Plus de 500 professeurs, écrivains et éditeurs s'alarment, dans une tribune publiée mardi par Le Monde, du remplacement progressif en Ile-de-France des manuels scolaires par une plateforme numérique qui va conduire, selon eux, à une "école sans boussole, réduite à du scroll".
Cette mobilisation fait suite à l'annonce par la présidente de la région, Valérie Pécresse (LR), de mettre à disposition des lycéens un portail unique, Pearltrees, proposant une cinquantaine de manuels numériques dit "libres", qui fonctionnent avec l'intelligence artificielle.
Mme Pécresse a justifié cette mesure par le fait que les traditionnels manuels d'éditeurs "n'étaient pas souvent ouverts par les élèves" et que "deux tiers des enseignants" étaient "aujourd'hui utilisateurs de manuels libres".
"Le choix a été fait par le conseil d'administration de chaque établissement: soit garder le papier, soit passer au numérique. Ceux qui sont passés au numérique l'ont fait, je pense, pour des raisons qui tiennent au fait qu'aujourd'hui, les élèves font leurs devoirs sur le numérique", avait-elle insisté lors d'une conférence de presse la semaine dernière, précisant qu'il y avait "la moitié des lycées en Ile-de-France où les élèves ont tous leurs manuels en papier".
Les auteurs de la tribune regrettent que "ce basculement n'ait fait l'objet d'aucun débat public": "il s'est imposé en silence, sans demander l'avis des enseignants, sans écouter les parents et sans tenir compte des élèves".
Pour eux, la plateforme unique est "une mosaïque de fragments sans hiérarchie ni structuration". "Plus de fil conducteur, plus de vision d'ensemble, plus de repères : c'est l'école sans boussole, réduite à du scroll. Ce n'est plus un chemin d'apprentissage, mais un puzzle éclaté où chaque élève est livré à lui-même", estiment les signataires.
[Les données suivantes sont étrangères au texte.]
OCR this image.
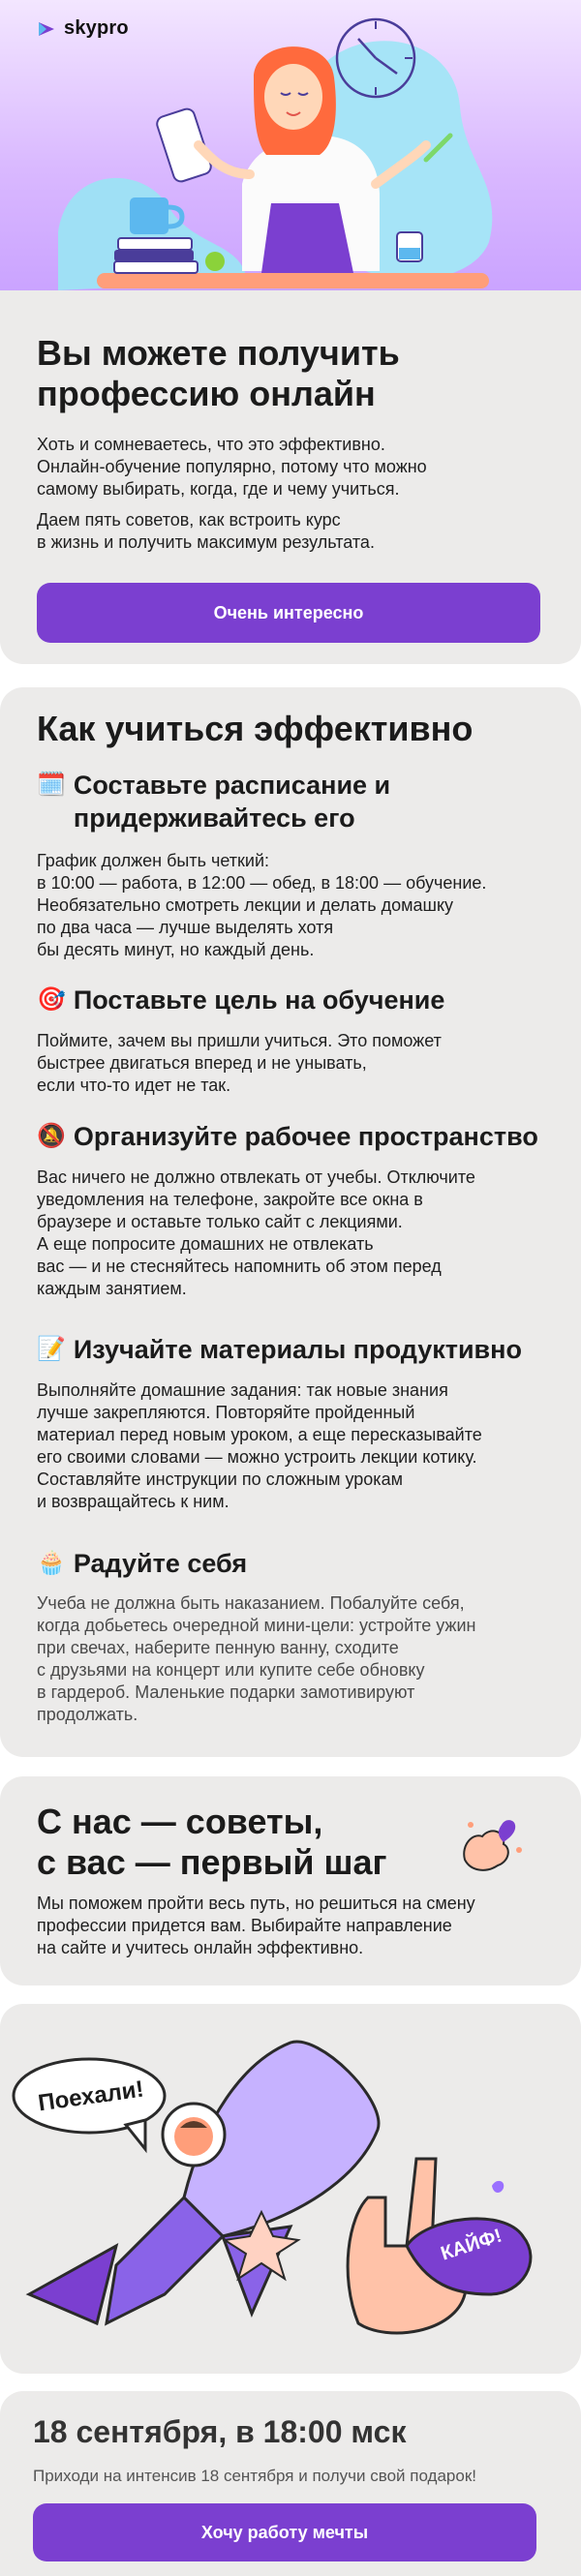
skypro
Вы можете получить
профессию онлайн
Хоть и сомневаетесь, что это эффективно.
Онлайн-обучение популярно, потому что можно
самому выбирать, когда, где и чему учиться.
Даем пять советов, как встроить курс
в жизнь и получить максимум результата.
Очень интересно
Как учиться эффективно
🗓️ Составьте расписание и
придерживайтесь его
График должен быть четкий:
в 10:00 — работа, в 12:00 — обед, в 18:00 — обучение.
Необязательно смотреть лекции и делать домашку
по два часа — лучше выделять хотя
бы десять минут, но каждый день.
🎯 Поставьте цель на обучение
Поймите, зачем вы пришли учиться. Это поможет
быстрее двигаться вперед и не унывать,
если что-то идет не так.
🔕 Организуйте рабочее пространство
Вас ничего не должно отвлекать от учебы. Отключите
уведомления на телефоне, закройте все окна в
браузере и оставьте только сайт с лекциями.
А еще попросите домашних не отвлекать
вас — и не стесняйтесь напомнить об этом перед
каждым занятием.
📝 Изучайте материалы продуктивно
Выполняйте домашние задания: так новые знания
лучше закрепляются. Повторяйте пройденный
материал перед новым уроком, а еще пересказывайте
его своими словами — можно устроить лекции котику.
Составляйте инструкции по сложным урокам
и возвращайтесь к ним.
🧁 Радуйте себя
Учеба не должна быть наказанием. Побалуйте себя,
когда добьетесь очередной мини-цели: устройте ужин
при свечах, наберите пенную ванну, сходите
с друзьями на концерт или купите себе обновку
в гардероб. Маленькие подарки замотивируют
продолжать.
С нас — советы,
с вас — первый шаг
Мы поможем пройти весь путь, но решиться на смену
профессии придется вам. Выбирайте направление
на сайте и учитесь онлайн эффективно.
Поехали!
КАЙФ!
18 сентября, в 18:00 мск
Приходи на интенсив 18 сентября и получи свой подарок!
Хочу работу мечты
"Nous ne sommes ni nostalgiques, ni technophobes. Mais nous affirmons que l'éradication du manuel scolaire comme repère partagé est une erreur pédagogique, sociale et démocratique", précisent-ils encore.
La tribune appelle donc "à un moratoire sur les plateformes uniques, à une évaluation indépendante de leurs effets, à la reconnaissance du manuel – enrichi du numérique – comme colonne vertébrale de l'apprentissage, de qualité et d'égalité".
Parmi les quelque 530 signataires ayant approuvé le texte mardi matin figurent des dirigeants de maisons d'édition de manuels, de professeurs de lycées, ainsi que des écrivains comme Aurélie Valognes et Sorj Chalandon ou l'animateur Stéphane Bern.